Open during the month of March, and only on weekends, the exhibit showcased a variety of mixed-media arts including sculpture and acrylic on wood.
Curator of the event, retired gallerist and artist, Mary Rezny, said the event was created by the LuigART Women’s Collective, a group of women who gather monthly in the exhibit space.
“My goal as a curator was to include as many women, as many diverse styles, as many genres as I could,” Rezny said.
Rezny said she opened the application to adults in Fayette County and bordering counties.
Each artist could submit three pieces of work and Rezny would choose which artists’ work and which piece was shown in the exhibit.
“We got a really nice broad spectrum of media, of genres, of different styles, different techniques,” Rezny said. “It’s been really successful.”
LuigART exhibit co-owner and artist, Marco Logsdon, said he helped Rezny choose what work would be displayed in the exhibit.
Logsdon said everything he does is in an artist’s view, as opposed to an everyday person’s view which helped in assisting Rezny.
“It was really just trying to show the diversity and the different ways that all these individual women approach art in different forms and whatever it means to them,” Logsdon said.
Although challenges were faced by the co-owner and curator, Rezny said the exhibit was a success.
One of the featured artists, Constance Grayson, said the women’s art in the exhibit was “energizing,” saying she enjoyed seeing the different art created by different women.
“There’s just something that’s so exciting about mastering a technique or seeing a piece come together,” Grayson said. “If it never gets displayed, if it never becomes part of a collection, that’s OK, because most of the value is in just creating the art.”
Grayson said her piece, “Bold Blue Blossom,” symbolizes her idea of a flower, saying she does not look at pictures to get inspiration, but will instead “capture that flower in the shapes and movements of the color around the piece.”
Grayson said she encouraged women in this career to make art, saying it was fulfilling in and of itself.
Exhibit contributor Tresa Thompson O’Connor had an acrylic on-wood painting titled “Copse.”
O’Connor said she has been doing art her whole life and it is still a lot of work. Some art, like Graysons piece, could take nearly 20 hours to create, she said.
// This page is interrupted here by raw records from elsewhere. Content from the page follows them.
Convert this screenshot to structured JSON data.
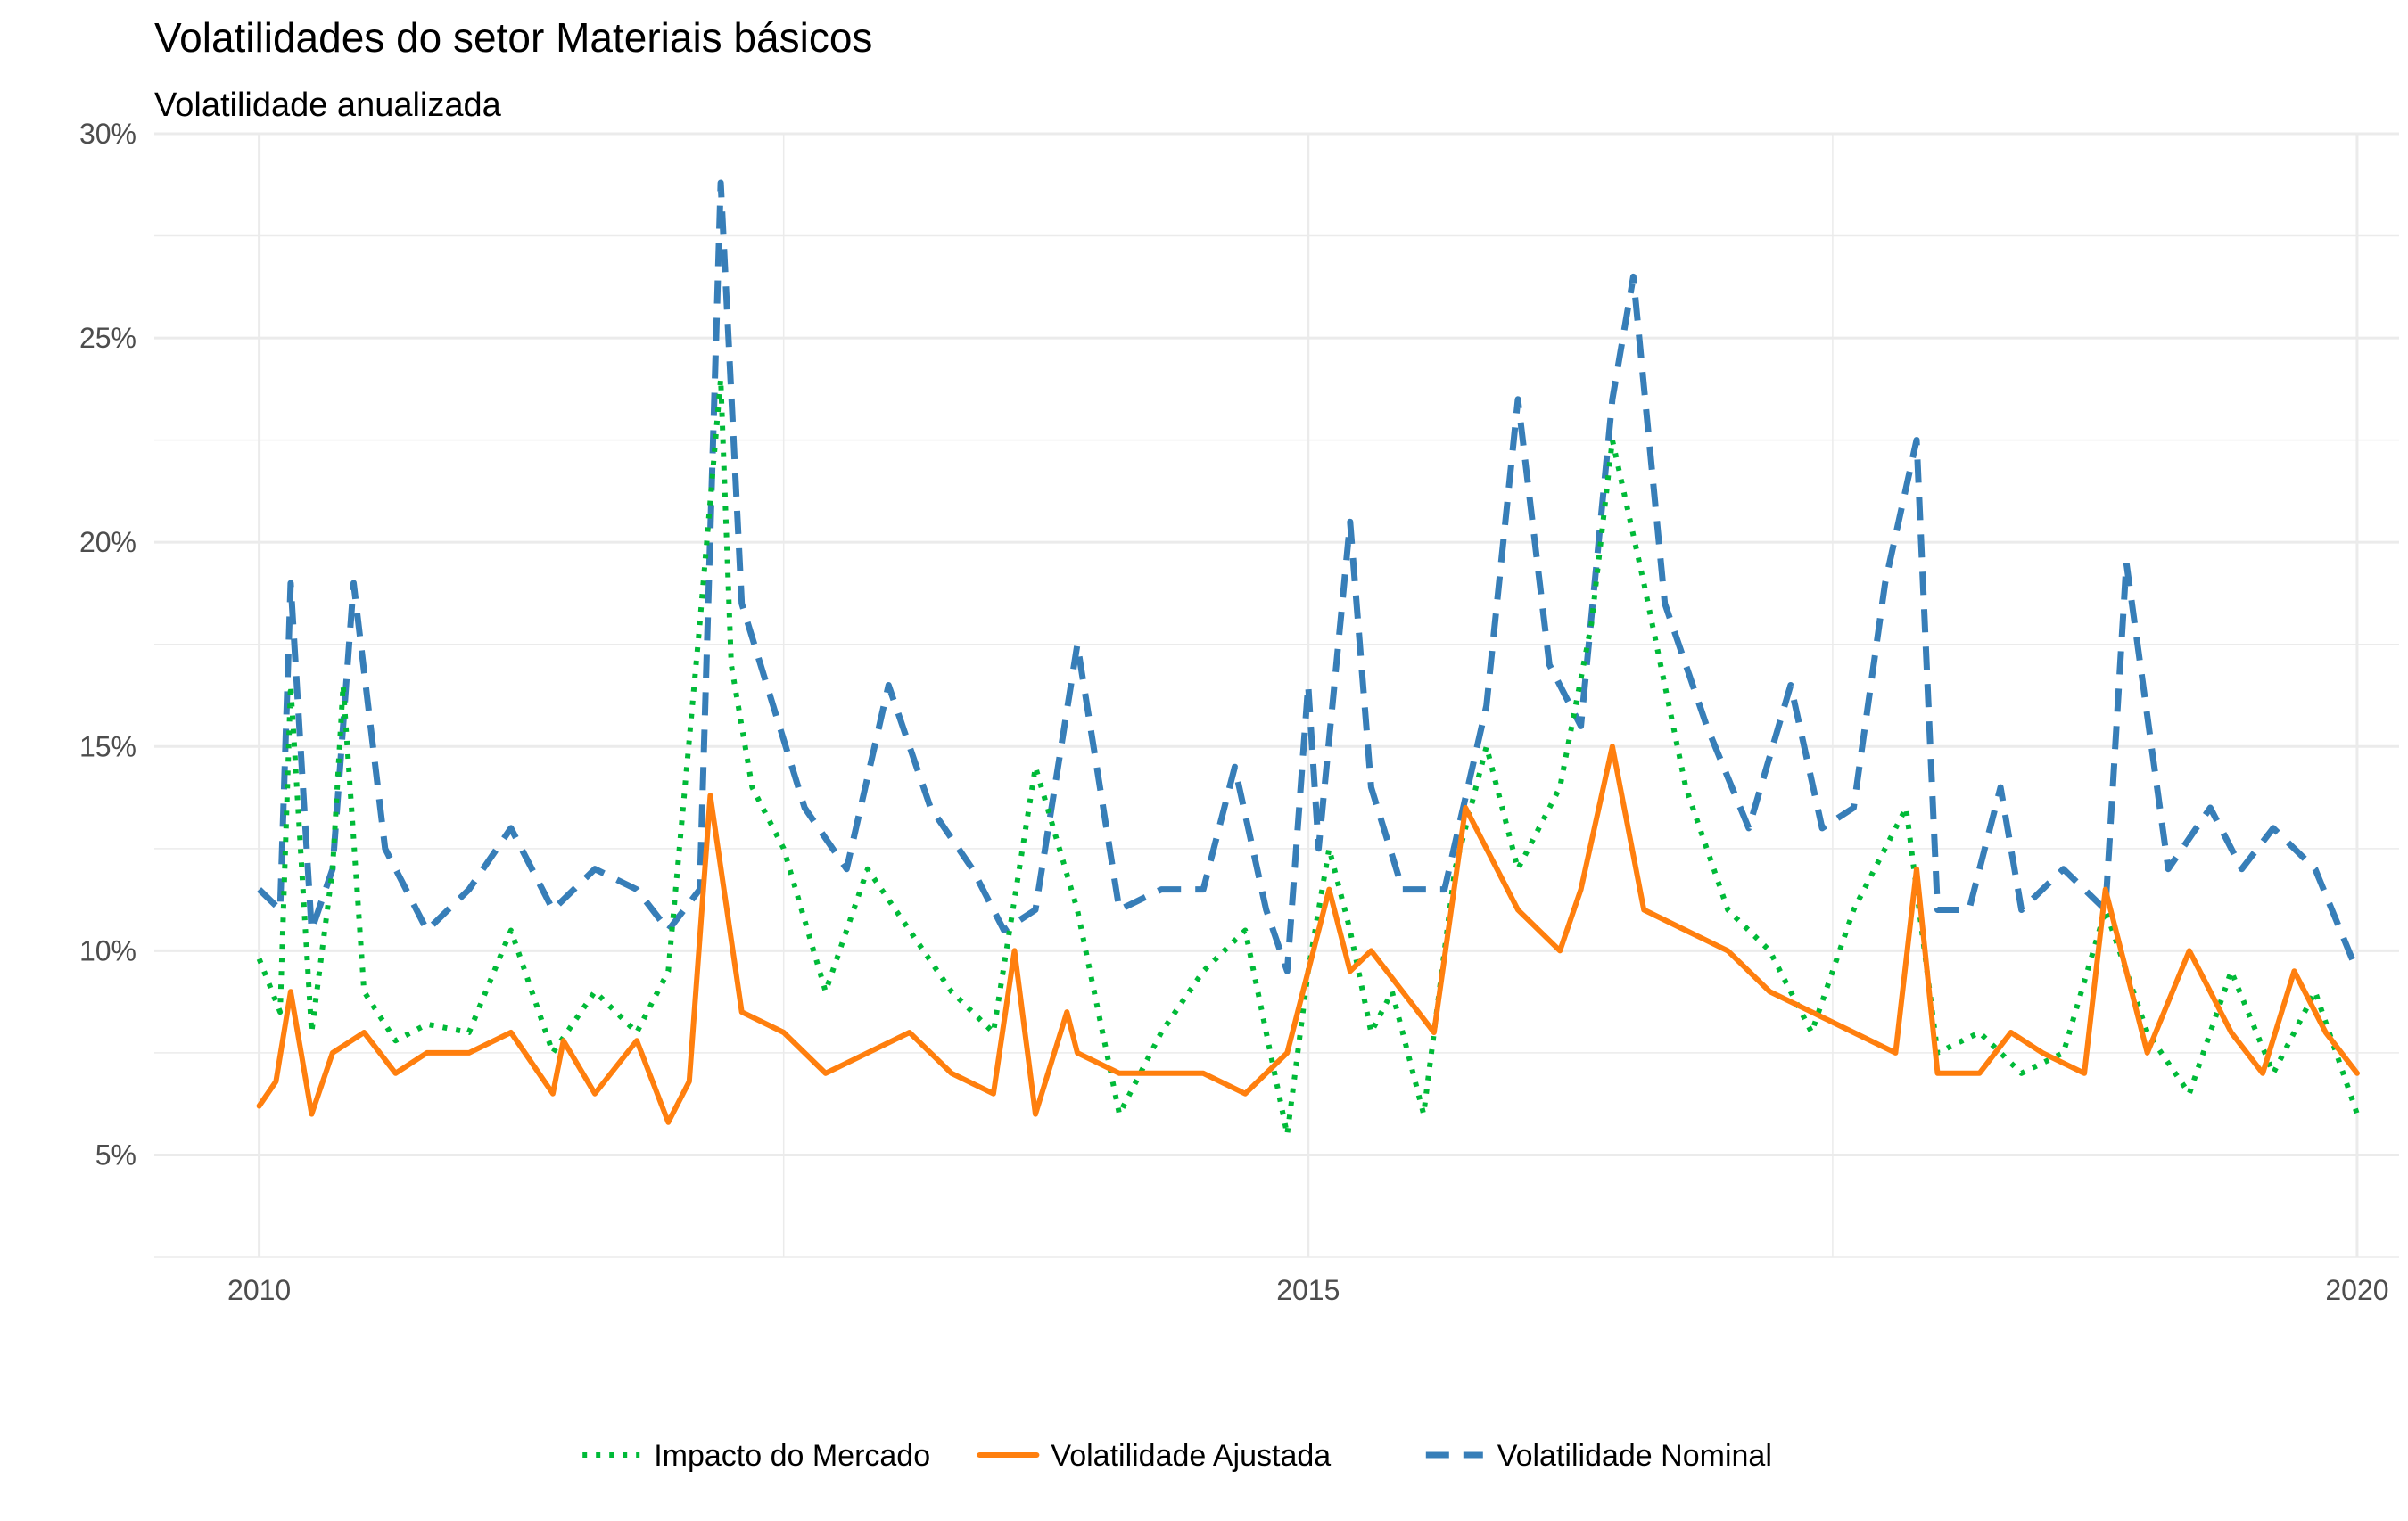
{
  "chart_data": {
    "type": "line",
    "title": "Volatilidades do setor Materiais básicos",
    "subtitle": "Volatilidade anualizada",
    "xlabel": "",
    "ylabel": "",
    "x_ticks": [
      "2010",
      "2015",
      "2020"
    ],
    "x_tick_values": [
      2010,
      2015,
      2020
    ],
    "xlim": [
      2009.5,
      2020.2
    ],
    "y_ticks": [
      "5%",
      "10%",
      "15%",
      "20%",
      "25%",
      "30%"
    ],
    "y_tick_values": [
      5,
      10,
      15,
      20,
      25,
      30
    ],
    "ylim": [
      2.5,
      30
    ],
    "grid": true,
    "legend_position": "bottom",
    "series": [
      {
        "name": "Impacto do Mercado",
        "color": "#00BA38",
        "style": "dotted",
        "x": [
          2010.0,
          2010.1,
          2010.15,
          2010.25,
          2010.35,
          2010.4,
          2010.5,
          2010.65,
          2010.8,
          2011.0,
          2011.2,
          2011.4,
          2011.6,
          2011.8,
          2011.95,
          2012.1,
          2012.2,
          2012.25,
          2012.35,
          2012.5,
          2012.7,
          2012.9,
          2013.1,
          2013.3,
          2013.5,
          2013.7,
          2013.9,
          2014.1,
          2014.3,
          2014.5,
          2014.7,
          2014.9,
          2015.0,
          2015.1,
          2015.2,
          2015.3,
          2015.4,
          2015.55,
          2015.7,
          2015.85,
          2016.0,
          2016.2,
          2016.35,
          2016.45,
          2016.6,
          2016.8,
          2017.0,
          2017.2,
          2017.4,
          2017.6,
          2017.85,
          2018.0,
          2018.2,
          2018.4,
          2018.6,
          2018.8,
          2019.0,
          2019.2,
          2019.4,
          2019.6,
          2019.8,
          2020.0
        ],
        "y": [
          9.8,
          8.5,
          16.5,
          8.0,
          12.0,
          16.5,
          9.0,
          7.8,
          8.2,
          8.0,
          10.5,
          7.5,
          9.0,
          8.0,
          9.5,
          18.0,
          24.0,
          17.0,
          14.0,
          12.5,
          9.0,
          12.0,
          10.5,
          9.0,
          8.0,
          14.5,
          11.0,
          6.0,
          8.0,
          9.5,
          10.5,
          5.5,
          9.5,
          12.5,
          10.5,
          8.0,
          9.0,
          6.0,
          12.0,
          15.0,
          12.0,
          14.0,
          18.0,
          22.5,
          19.0,
          14.0,
          11.0,
          10.0,
          8.0,
          11.0,
          13.5,
          7.5,
          8.0,
          7.0,
          7.5,
          11.0,
          8.0,
          6.5,
          9.5,
          7.0,
          9.0,
          6.0
        ]
      },
      {
        "name": "Volatilidade Ajustada",
        "color": "#FF7F0E",
        "style": "solid",
        "x": [
          2010.0,
          2010.08,
          2010.15,
          2010.25,
          2010.35,
          2010.5,
          2010.65,
          2010.8,
          2011.0,
          2011.2,
          2011.4,
          2011.45,
          2011.6,
          2011.8,
          2011.95,
          2012.05,
          2012.15,
          2012.3,
          2012.5,
          2012.7,
          2012.9,
          2013.1,
          2013.3,
          2013.5,
          2013.6,
          2013.7,
          2013.85,
          2013.9,
          2014.1,
          2014.3,
          2014.5,
          2014.7,
          2014.9,
          2015.0,
          2015.1,
          2015.2,
          2015.3,
          2015.45,
          2015.6,
          2015.75,
          2015.9,
          2016.0,
          2016.2,
          2016.3,
          2016.45,
          2016.6,
          2016.8,
          2017.0,
          2017.2,
          2017.4,
          2017.6,
          2017.8,
          2017.9,
          2018.0,
          2018.2,
          2018.35,
          2018.5,
          2018.7,
          2018.8,
          2019.0,
          2019.2,
          2019.4,
          2019.55,
          2019.7,
          2019.85,
          2020.0
        ],
        "y": [
          6.2,
          6.8,
          9.0,
          6.0,
          7.5,
          8.0,
          7.0,
          7.5,
          7.5,
          8.0,
          6.5,
          7.8,
          6.5,
          7.8,
          5.8,
          6.8,
          13.8,
          8.5,
          8.0,
          7.0,
          7.5,
          8.0,
          7.0,
          6.5,
          10.0,
          6.0,
          8.5,
          7.5,
          7.0,
          7.0,
          7.0,
          6.5,
          7.5,
          9.5,
          11.5,
          9.5,
          10.0,
          9.0,
          8.0,
          13.5,
          12.0,
          11.0,
          10.0,
          11.5,
          15.0,
          11.0,
          10.5,
          10.0,
          9.0,
          8.5,
          8.0,
          7.5,
          12.0,
          7.0,
          7.0,
          8.0,
          7.5,
          7.0,
          11.5,
          7.5,
          10.0,
          8.0,
          7.0,
          9.5,
          8.0,
          7.0
        ]
      },
      {
        "name": "Volatilidade Nominal",
        "color": "#377EB8",
        "style": "dashed",
        "x": [
          2010.0,
          2010.1,
          2010.15,
          2010.25,
          2010.35,
          2010.45,
          2010.6,
          2010.8,
          2011.0,
          2011.2,
          2011.4,
          2011.6,
          2011.8,
          2011.95,
          2012.1,
          2012.2,
          2012.3,
          2012.45,
          2012.6,
          2012.8,
          2013.0,
          2013.2,
          2013.4,
          2013.55,
          2013.7,
          2013.9,
          2014.1,
          2014.3,
          2014.5,
          2014.65,
          2014.8,
          2014.9,
          2015.0,
          2015.05,
          2015.2,
          2015.3,
          2015.45,
          2015.65,
          2015.85,
          2016.0,
          2016.15,
          2016.3,
          2016.45,
          2016.55,
          2016.7,
          2016.9,
          2017.1,
          2017.3,
          2017.45,
          2017.6,
          2017.75,
          2017.9,
          2018.0,
          2018.15,
          2018.3,
          2018.4,
          2018.6,
          2018.8,
          2018.9,
          2019.1,
          2019.3,
          2019.45,
          2019.6,
          2019.8,
          2020.0
        ],
        "y": [
          11.5,
          11.0,
          19.0,
          10.5,
          12.0,
          19.0,
          12.5,
          10.5,
          11.5,
          13.0,
          11.0,
          12.0,
          11.5,
          10.5,
          11.5,
          28.8,
          18.5,
          16.0,
          13.5,
          12.0,
          16.5,
          13.5,
          12.0,
          10.5,
          11.0,
          17.5,
          11.0,
          11.5,
          11.5,
          14.5,
          11.0,
          9.5,
          16.5,
          12.5,
          20.5,
          14.0,
          11.5,
          11.5,
          16.0,
          23.5,
          17.0,
          15.5,
          23.5,
          26.5,
          18.5,
          15.5,
          13.0,
          16.5,
          13.0,
          13.5,
          19.0,
          22.5,
          11.0,
          11.0,
          14.0,
          11.0,
          12.0,
          11.0,
          19.5,
          12.0,
          13.5,
          12.0,
          13.0,
          12.0,
          9.5
        ]
      }
    ]
  }
}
“Not everybody is lucky enough to be able to be an artist throughout their lives because women typically have children to raise and jobs,” O’Connor said. “When all of that is done, then they have time to finally express their creative energy.”
O’Connor is a third-generation painter, saying she, her father and grandfather all used nature as inspiration for their pieces.
“I think women have to talk about how they want to be expressive and creative in their lives,” O’Connor said.
A group called Women at LuigART, O’Connor said, get to sit and talk about what inspires them, different shows in the area and what kind of work they do.
“Women talking with other women is a big part of what I think is important,” O’Connor said. “Communicating with each other about what we find inspiring and what we want to do with our lives.”